Well, even if the think tank is biased and/or has ties to "big oil", I'm not sure what they or anyone has to gain by making incorrect predictions of future oil supply. Heck, BP and Chevron are already admitting we need to start thinking about a plan B.
If the peak isn't until 2015, then that's great, we have a decade to prepare without operating under crisis conditions. But it doesn't change the basic facts:
1. Fossil fuels are a finite resource and we will someday exhaust them.
2. Use of fossil fuels is putting CO2 into the atmosphere which may be warming our planet, and certainly isn't helping it.

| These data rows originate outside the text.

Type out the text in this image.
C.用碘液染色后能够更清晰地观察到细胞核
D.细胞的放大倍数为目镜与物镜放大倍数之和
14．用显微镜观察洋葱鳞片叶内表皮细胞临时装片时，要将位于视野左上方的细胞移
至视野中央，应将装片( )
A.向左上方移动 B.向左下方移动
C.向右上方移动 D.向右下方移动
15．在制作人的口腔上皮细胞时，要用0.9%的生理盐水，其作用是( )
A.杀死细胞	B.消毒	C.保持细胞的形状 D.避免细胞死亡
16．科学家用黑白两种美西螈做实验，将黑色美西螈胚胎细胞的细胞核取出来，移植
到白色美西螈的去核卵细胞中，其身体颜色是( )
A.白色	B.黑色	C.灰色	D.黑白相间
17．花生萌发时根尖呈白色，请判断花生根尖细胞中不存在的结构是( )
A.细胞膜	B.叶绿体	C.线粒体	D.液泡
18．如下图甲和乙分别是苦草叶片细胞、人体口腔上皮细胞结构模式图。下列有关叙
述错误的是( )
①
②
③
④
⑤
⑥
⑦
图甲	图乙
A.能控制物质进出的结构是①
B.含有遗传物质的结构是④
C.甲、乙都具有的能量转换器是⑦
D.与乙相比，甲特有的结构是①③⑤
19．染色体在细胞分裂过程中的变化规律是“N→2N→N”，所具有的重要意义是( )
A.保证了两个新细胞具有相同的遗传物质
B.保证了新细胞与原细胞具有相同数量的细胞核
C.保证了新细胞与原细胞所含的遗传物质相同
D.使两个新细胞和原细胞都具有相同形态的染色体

Nor is the response, which is that we must:
1. Reduce our energy consumption through increased efficiency, and
2. Find other ways besides combustion to satisfy our energy needs.
Unfortunately given human nature a 2015 peak will more than likely cause us to squander an additional decade's worth of oil production and only
then take the above actions. That's an additional decade of CO2 from oil combustion, too. So, even if true it's not exactly unconditionally "good news". My take: we're already on a decade-long plateau and it will be difficult to expand production much beyond the 90-100 mbd level. The only way we get to the upper end of that range or beyond is by massive production of tar sands in Canada and Venezuela and/or by miscounting coal-to-liquid production. But then, I'm not a high-priced energy consultant.